Stellantis partnered with equipment suppliers to carefully plan and execute the installation of a new conveyor system and new automation for EV-specific production processes. It also retooled and rearranged workstations to be able to produce multiple pickup truck models on the same assembly line.
In addition, Stellantis invested more than $97 million in its Warren Truck Assembly Plant for production of a future electrified Jeep Wagoneer, one of four EVs that will be launched globally by the brand before the end of 2025. Electrified models will be built on the same line as ICE versions of the Jeep Wagoneer and Wagoneer L, as well as the Jeep Grand Wagoneer and Grand Wagoneer L.
After Honda finishes retooling its flagship facility in Marysville, OH, it will have the flexibility to produce both ICE and EVs on the same assembly line. A key part of the transformation has involved line consolidation.
“Our efforts…are not focused simply on EV production, but on fundamentally reimagining our approach to manufacturing,” says Mike Fischer, executive chief engineer and Honda EV Hub lead.

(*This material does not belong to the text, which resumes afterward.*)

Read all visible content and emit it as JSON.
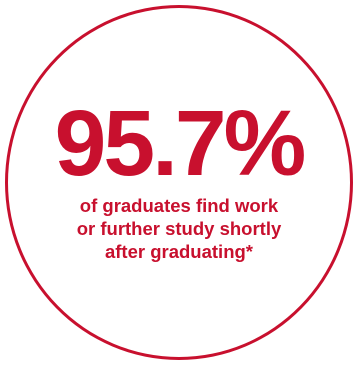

“The Marysville Auto Plant recently consolidated its two production lines, tearing out much of line to enable production of both EVs and ICE vehicles on the same line,” Fischer points out. “The additional space will be used to improve the ease of movement for people on the line and the efficiency of line-side parts delivery and staging for assembly of both ICE vehicles and EVs, as well as the expansion of the vehicle quality area to verify software-dependent vehicle functions.”
This flexible factory can produce gas, hybrid, electric and hydrogen fuel cell models on a single assembly line. Photo courtesy BMW AG
“[We are] transforming the production environment by reducing complexity on the main production line, which enables process layouts that reduce walking required for [operators],” explains Fischer. “By changing the flow of certain installation processes, the team is increasing the space allotted for parts delivery and staging to create an optimized, associate-friendly environment.”
Volkswagen Group’s Porsche division has retooled its 22-year-old factory in Leipzig, Germany, to produce three different drive types on a single assembly line: gas, hybrid and electric. The biggest change involved the workstation that performs the “marriage” between the chassis and body of Macan and Panamera models.
“We realized we would have to completely revise the existing marriage and many other workflows at the plant,” says Sebastian Böttcher, an engineer who worked on the project. “An additional type of power train is like a little world of its own, with new requirements, special procedures and special tools.”
One complex problem that Böttcher and his colleagues had to solve involved fastening. The marriage of a gas or hybrid vehicle requires the underbody and chassis to be screwed together in 20 places. However, in the all-electric variant, there are 50 joints that need to be tightened.
To address the challenge, the Porsche engineers had to reinvent the marriage process. What was previously four assembly stations stretching across 79 feet of floor space became nine stations across 197 feet. Six additional robots and 18 automatic screwriving stations were incorporated.
The engineers also developed an automatic screw loading system that, depending on the product line and fittings, can handle any screw size and shape, torque and angle at high speeds. A measuring device regularly passes along the assembly line to check the screw spindles during ongoing production operations. As a result, there are virtually no idle times or delays.
In addition, a special camera system was installed to examine the surface of the electric vehicles’ high-voltage batteries for foreign objects like mislaid washers or nuts.
“All in all, we have created a highly productive system which has been seamlessly incorporated into all the plant workflows,” says Böttcher.